Another group has investigated the use of HBsAg-positive donors. This bold attempt was made in recipients suffering from HBV-related cirrhosis with organs from HbsAg-positive donors. The most recent report from this group on three HbsAg-positive patients (two of whom were also HDV coinfected) was not encouraging . In all patients, HBIg prophylaxis was ineffective. The two HDV coinfected patients had a prompt HDV reinfection with clinical and histologic evidence of hepatitis, and one of them required retransplantation. None of the patients cleared HBsAg, and only the non-HDV patient, who was started prophylactically on adefovir-dipivoxil treatment in addition to lamivudine, had an uneventful follow-up. This study is limited by the small number of patients but may suggest promise in the clinical setting with combination antiviral prophylaxis following transplantation.

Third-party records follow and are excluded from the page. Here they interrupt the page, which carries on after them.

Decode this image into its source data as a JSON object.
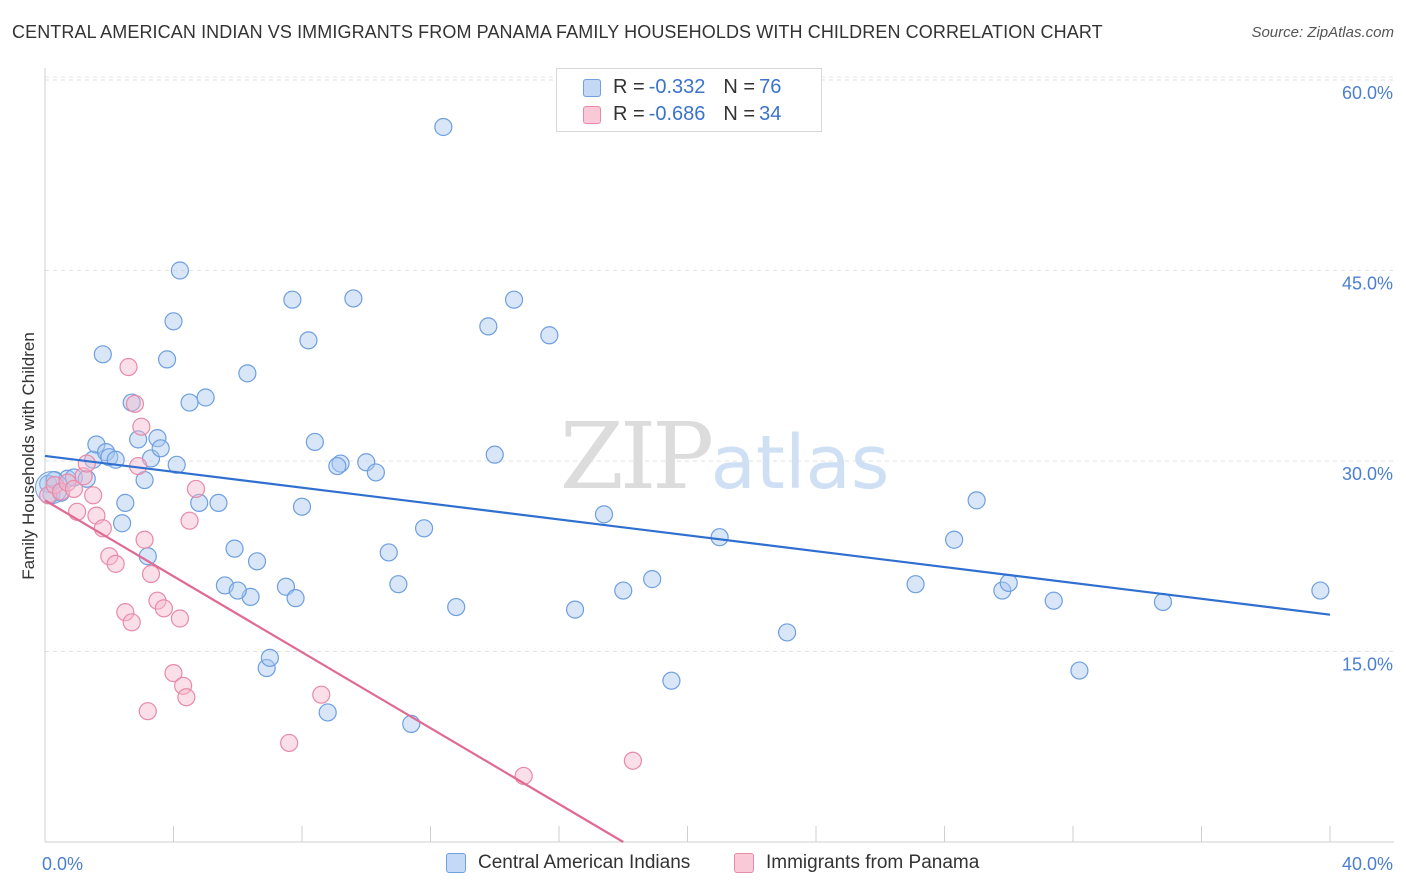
{
  "header": {
    "title": "CENTRAL AMERICAN INDIAN VS IMMIGRANTS FROM PANAMA FAMILY HOUSEHOLDS WITH CHILDREN CORRELATION CHART",
    "source": "Source: ZipAtlas.com"
  },
  "watermark": {
    "zip": "ZIP",
    "atlas": "atlas"
  },
  "legend": {
    "rows": [
      {
        "r_label": "R =",
        "r_value": "-0.332",
        "n_label": "N =",
        "n_value": "76"
      },
      {
        "r_label": "R =",
        "r_value": "-0.686",
        "n_label": "N =",
        "n_value": "34"
      }
    ]
  },
  "colors": {
    "blue_fill": "#a9c8f0",
    "blue_stroke": "#6e9fe0",
    "blue_line": "#2f6fd0",
    "pink_fill": "#f7b8cc",
    "pink_stroke": "#e88aa8",
    "pink_line": "#e06a94"
  },
  "chart_data": {
    "type": "scatter",
    "title": "CENTRAL AMERICAN INDIAN VS IMMIGRANTS FROM PANAMA FAMILY HOUSEHOLDS WITH CHILDREN CORRELATION CHART",
    "xlabel": "",
    "ylabel": "Family Households with Children",
    "xlim": [
      0,
      40
    ],
    "ylim": [
      0,
      60
    ],
    "x_tick_labels": [
      "0.0%",
      "40.0%"
    ],
    "y_ticks": [
      15,
      30,
      45,
      60
    ],
    "y_tick_labels": [
      "15.0%",
      "30.0%",
      "45.0%",
      "60.0%"
    ],
    "grid": true,
    "legend_position": "bottom",
    "series": [
      {
        "name": "Central American Indians",
        "r": -0.332,
        "n": 76,
        "trend": {
          "x": [
            0,
            40
          ],
          "y": [
            30.4,
            17.9
          ]
        },
        "points": [
          [
            0.1,
            28.2
          ],
          [
            0.2,
            27.4
          ],
          [
            0.3,
            28.5
          ],
          [
            0.5,
            27.5
          ],
          [
            0.7,
            28.6
          ],
          [
            0.9,
            28.7
          ],
          [
            1.3,
            28.6
          ],
          [
            1.5,
            30.1
          ],
          [
            1.6,
            31.3
          ],
          [
            1.8,
            38.4
          ],
          [
            1.9,
            30.7
          ],
          [
            2.0,
            30.3
          ],
          [
            2.2,
            30.1
          ],
          [
            2.4,
            25.1
          ],
          [
            2.5,
            26.7
          ],
          [
            2.7,
            34.6
          ],
          [
            2.9,
            31.7
          ],
          [
            3.1,
            28.5
          ],
          [
            3.3,
            30.2
          ],
          [
            3.5,
            31.8
          ],
          [
            3.6,
            31.0
          ],
          [
            3.8,
            38.0
          ],
          [
            4.0,
            41.0
          ],
          [
            4.2,
            45.0
          ],
          [
            4.5,
            34.6
          ],
          [
            4.8,
            26.7
          ],
          [
            5.0,
            35.0
          ],
          [
            5.4,
            26.7
          ],
          [
            5.6,
            20.2
          ],
          [
            5.9,
            23.1
          ],
          [
            6.3,
            36.9
          ],
          [
            6.4,
            19.3
          ],
          [
            6.6,
            22.1
          ],
          [
            6.9,
            13.7
          ],
          [
            7.0,
            14.5
          ],
          [
            7.5,
            20.1
          ],
          [
            7.7,
            42.7
          ],
          [
            7.8,
            19.2
          ],
          [
            8.0,
            26.4
          ],
          [
            8.2,
            39.5
          ],
          [
            8.4,
            31.5
          ],
          [
            8.8,
            10.2
          ],
          [
            9.2,
            29.8
          ],
          [
            9.6,
            42.8
          ],
          [
            10.0,
            29.9
          ],
          [
            10.3,
            29.1
          ],
          [
            10.7,
            22.8
          ],
          [
            11.0,
            20.3
          ],
          [
            11.4,
            9.3
          ],
          [
            11.8,
            24.7
          ],
          [
            12.4,
            56.3
          ],
          [
            12.8,
            18.5
          ],
          [
            13.8,
            40.6
          ],
          [
            14.6,
            42.7
          ],
          [
            15.7,
            39.9
          ],
          [
            16.5,
            18.3
          ],
          [
            17.4,
            25.8
          ],
          [
            18.0,
            19.8
          ],
          [
            18.9,
            20.7
          ],
          [
            19.5,
            12.7
          ],
          [
            23.1,
            16.5
          ],
          [
            27.1,
            20.3
          ],
          [
            28.3,
            23.8
          ],
          [
            29.0,
            26.9
          ],
          [
            29.8,
            19.8
          ],
          [
            30.0,
            20.4
          ],
          [
            31.4,
            19.0
          ],
          [
            32.2,
            13.5
          ],
          [
            34.8,
            18.9
          ],
          [
            39.7,
            19.8
          ],
          [
            4.1,
            29.7
          ],
          [
            9.1,
            29.6
          ],
          [
            14.0,
            30.5
          ],
          [
            21.0,
            24.0
          ],
          [
            3.2,
            22.5
          ],
          [
            6.0,
            19.8
          ]
        ]
      },
      {
        "name": "Immigrants from Panama",
        "r": -0.686,
        "n": 34,
        "trend": {
          "x": [
            0,
            18.0
          ],
          "y": [
            26.9,
            0
          ]
        },
        "points": [
          [
            0.1,
            27.3
          ],
          [
            0.3,
            28.1
          ],
          [
            0.5,
            27.6
          ],
          [
            0.7,
            28.3
          ],
          [
            0.9,
            27.8
          ],
          [
            1.0,
            26.0
          ],
          [
            1.2,
            28.8
          ],
          [
            1.3,
            29.8
          ],
          [
            1.5,
            27.3
          ],
          [
            1.6,
            25.7
          ],
          [
            1.8,
            24.7
          ],
          [
            2.0,
            22.5
          ],
          [
            2.2,
            21.9
          ],
          [
            2.5,
            18.1
          ],
          [
            2.7,
            17.3
          ],
          [
            2.9,
            29.6
          ],
          [
            3.1,
            23.8
          ],
          [
            3.3,
            21.1
          ],
          [
            3.5,
            19.0
          ],
          [
            3.7,
            18.4
          ],
          [
            4.2,
            17.6
          ],
          [
            4.5,
            25.3
          ],
          [
            4.7,
            27.8
          ],
          [
            2.6,
            37.4
          ],
          [
            2.8,
            34.5
          ],
          [
            3.0,
            32.7
          ],
          [
            4.0,
            13.3
          ],
          [
            4.3,
            12.3
          ],
          [
            4.4,
            11.4
          ],
          [
            3.2,
            10.3
          ],
          [
            7.6,
            7.8
          ],
          [
            8.6,
            11.6
          ],
          [
            14.9,
            5.2
          ],
          [
            18.3,
            6.4
          ]
        ]
      }
    ]
  }
}
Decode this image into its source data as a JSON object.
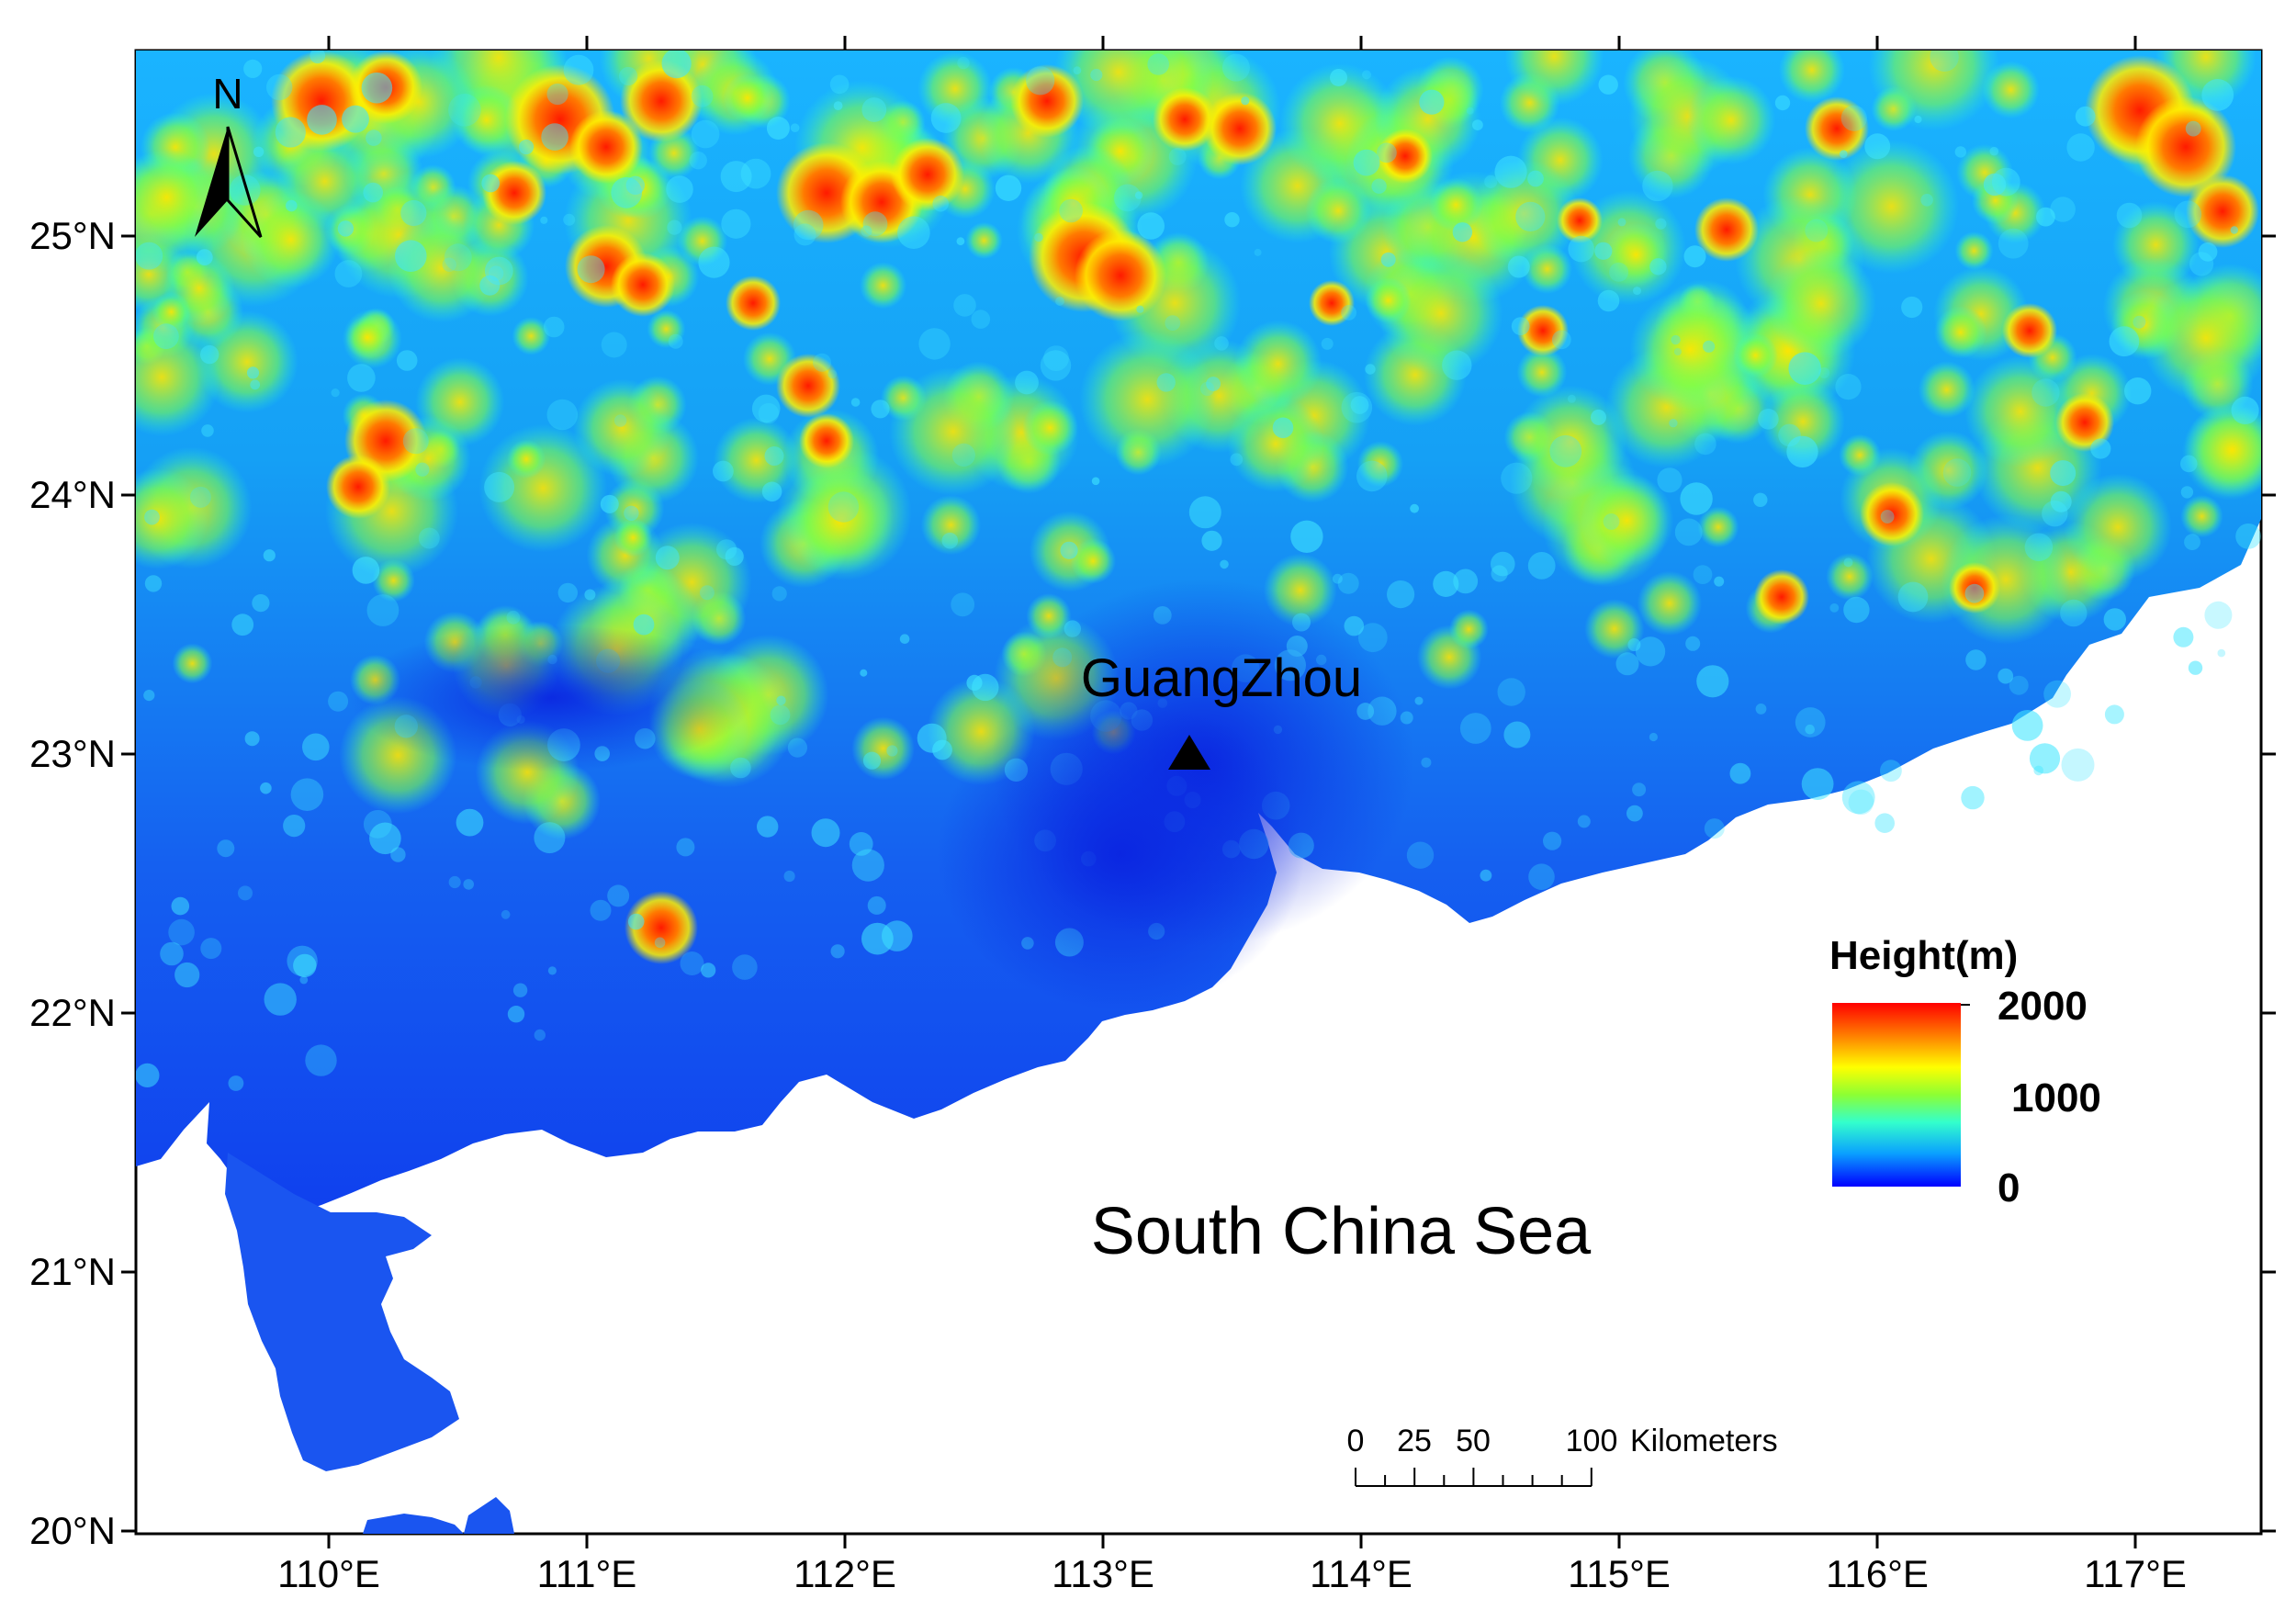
{
  "map": {
    "lon_labels": [
      "110°E",
      "111°E",
      "112°E",
      "113°E",
      "114°E",
      "115°E",
      "116°E",
      "117°E"
    ],
    "lat_labels": [
      "25°N",
      "24°N",
      "23°N",
      "22°N",
      "21°N",
      "20°N"
    ],
    "north_arrow_label": "N",
    "city_label": "GuangZhou",
    "sea_label": "South China Sea"
  },
  "legend": {
    "title": "Height(m)",
    "max_label": "2000",
    "mid_label": "1000",
    "min_label": "0",
    "colors": [
      "#0000ff",
      "#0aa0ff",
      "#33ffcc",
      "#8cff33",
      "#ffff00",
      "#ff8000",
      "#ff0000"
    ]
  },
  "scale_bar": {
    "ticks": [
      "0",
      "25",
      "50",
      "100"
    ],
    "unit": "Kilometers"
  }
}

Hepatitis B virus infection represents a currently approved indication for transplantation, and the potential for long-term survival is very high. A low viral titer, or better yet, negative HBV DNA, is recommended before transplant, and the use of nucleoside or nucleotide analogs to reach this target during the pretransplant waiting time is the standard practice. After transplantation, prophylactic treatment is mandatory, but the literature regarding post-transplant prophylaxis for prevention and/or suppression of HBV DNA tends to be center-dependent throughout the world. Due to the severe shortage of organs and to the new antiviral therapies, the use of HBc-positive donors is now accepted and routinely performed.
Management of viral hepatitis in liver transplant patients tends to be center-dependent. Controversies are often related to the variations that persist in the approach used by different centers and the lack of agreement to collaborate and determine best practices. Large multicenter prospective trials are needed to help standardize the post-transplant therapeutic regimens. Treatment algorithms are needed for aggressive treatment of HCV recurrence if we expect to improve long-term allograft survival in HCV transplant recipients. Meanwhile, new HBV treatments have made transplantation in this cohort one of the best suited for long-term survival.